For as Raab also admitted today, there’s no guarantee the EU would reciprocate on fast-tracking UK exports through their own ports without checks. Where would these new delays leave UK exporters? British farmers? Multinationals with cross-border supply chains?

“Who is credibly suggesting, in a no-deal scenario, that the EU would not want to continue to sell food to UK consumers?” asks Raab, addressing the fact that sandwich makers have warned about major disruption to supplies in the event of no deal.

But is he suggesting that the EU would be willing to open up a giant UK-sized hole in its customs union and single market just to benefit Continental sandwich ingredient exporters? Or even for the sake of its car manufacturers?

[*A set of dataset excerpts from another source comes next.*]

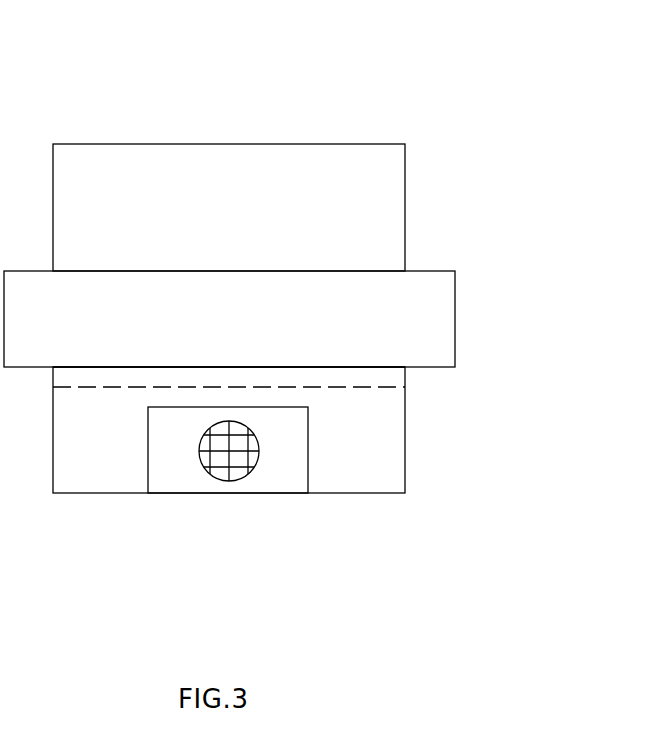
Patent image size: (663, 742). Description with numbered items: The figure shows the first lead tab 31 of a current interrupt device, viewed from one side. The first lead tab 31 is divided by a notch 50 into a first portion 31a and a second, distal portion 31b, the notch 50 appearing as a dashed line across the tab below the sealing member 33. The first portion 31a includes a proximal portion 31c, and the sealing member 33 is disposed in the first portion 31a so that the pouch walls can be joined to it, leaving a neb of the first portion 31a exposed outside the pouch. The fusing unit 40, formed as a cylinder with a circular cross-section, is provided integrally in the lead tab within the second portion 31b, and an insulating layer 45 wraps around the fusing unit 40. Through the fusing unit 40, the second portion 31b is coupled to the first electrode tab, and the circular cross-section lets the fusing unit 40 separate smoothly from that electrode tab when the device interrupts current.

The first lead tab 31 is at (305, 297).
The first portion 31a is at (397, 205).
The second portion 31b is at (393, 459).
The proximal portion 31c is at (393, 376).
The sealing member 33 is at (443, 320).
The fusing unit 40 is at (218, 468).
The insulating layer 45 is at (278, 478).
The notch 50 is at (363, 388).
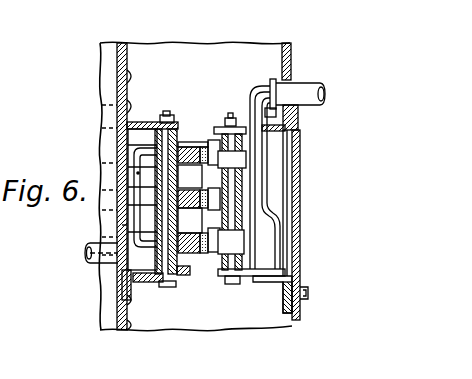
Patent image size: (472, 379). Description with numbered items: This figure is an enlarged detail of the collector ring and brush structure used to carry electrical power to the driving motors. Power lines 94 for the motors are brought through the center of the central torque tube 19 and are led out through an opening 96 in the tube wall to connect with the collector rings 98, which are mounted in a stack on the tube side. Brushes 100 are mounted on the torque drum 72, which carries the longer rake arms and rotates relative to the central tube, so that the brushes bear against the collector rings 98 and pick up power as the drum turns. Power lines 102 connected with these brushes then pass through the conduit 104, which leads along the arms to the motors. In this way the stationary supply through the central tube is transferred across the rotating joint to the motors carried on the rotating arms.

The conduit 104 is at (308, 85).
The collector rings 98 is at (190, 128).
The brushes 100 is at (216, 127).
The power lines 94 is at (136, 172).
The central torque tube 19 is at (120, 224).
The opening 96 is at (118, 264).
The power lines 102 is at (264, 276).
The torque drum 72 is at (299, 318).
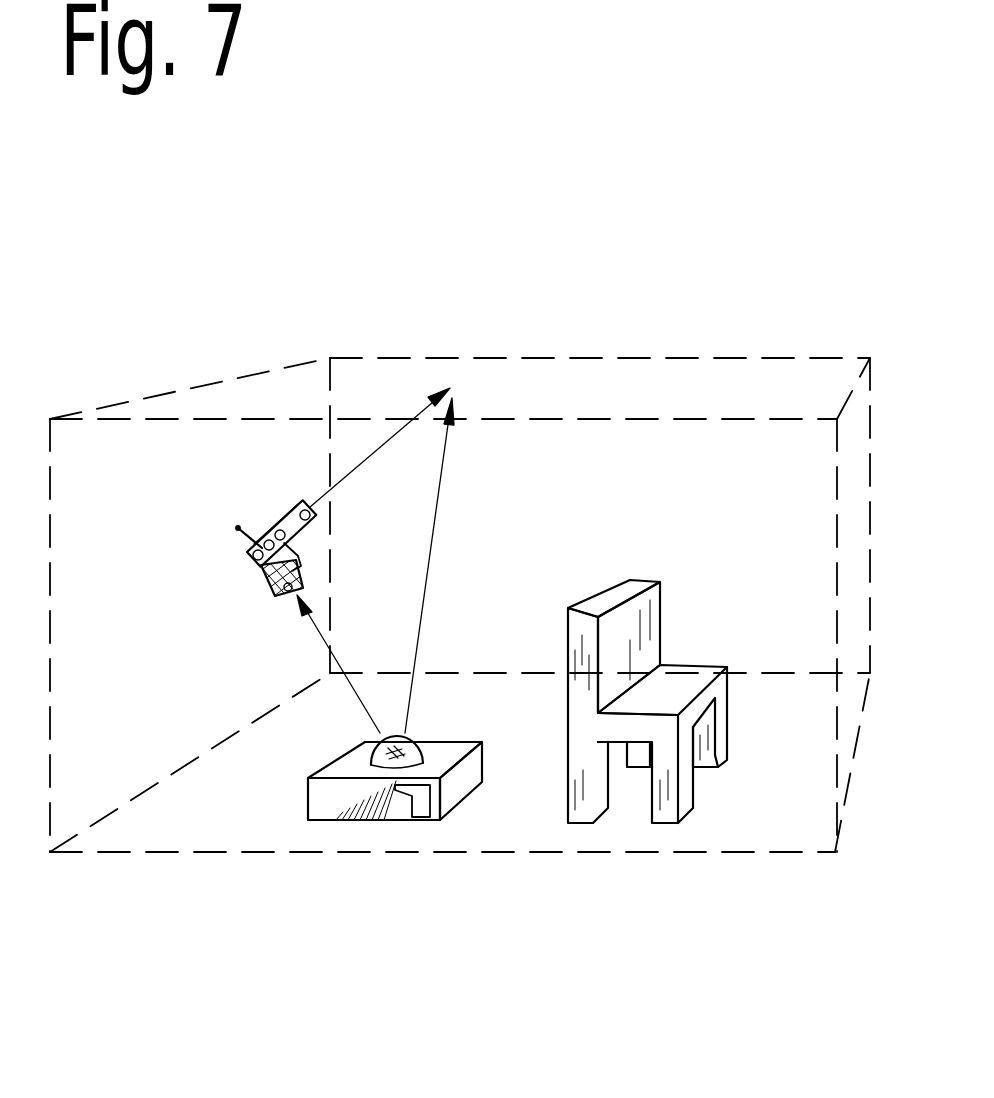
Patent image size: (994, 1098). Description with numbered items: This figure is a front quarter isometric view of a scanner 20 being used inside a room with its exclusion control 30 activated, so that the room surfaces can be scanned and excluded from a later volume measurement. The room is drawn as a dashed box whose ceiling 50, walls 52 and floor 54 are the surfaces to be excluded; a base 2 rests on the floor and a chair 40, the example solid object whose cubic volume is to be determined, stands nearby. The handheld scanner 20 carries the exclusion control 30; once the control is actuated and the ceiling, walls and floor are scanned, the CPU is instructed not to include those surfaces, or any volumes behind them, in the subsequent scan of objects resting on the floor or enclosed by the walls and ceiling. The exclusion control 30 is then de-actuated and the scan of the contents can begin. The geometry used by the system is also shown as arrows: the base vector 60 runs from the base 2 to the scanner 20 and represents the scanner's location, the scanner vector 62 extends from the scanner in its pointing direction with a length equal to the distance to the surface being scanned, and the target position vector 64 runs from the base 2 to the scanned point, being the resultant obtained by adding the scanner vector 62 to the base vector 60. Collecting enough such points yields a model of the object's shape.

And bear in mind that UK Brexit fanatics have been demanding a total repudiation of the authority of the legal and regulatory institutions of the EU and calling for the unilateral dropping of existing product safety standards.

What basis would the EU have for trusting that the UK would assiduously shadow the EU regulatory rulebook for food and medicines after a no-deal rupture, especially one that has created rivers of bad blood?

Raab talks of the “smooth, continued, functioning of business, transport, infrastructure, research, air programmes and funding streams that have previously come from the EU”.

But the reality is that so much would be entirely out of ministers’ hands after a no-deal Brexit, leaving us at the mercy of decisions taken in Europe.

For all their detail, these documents only serve to highlight that gaping void – and catastrophic loss of control.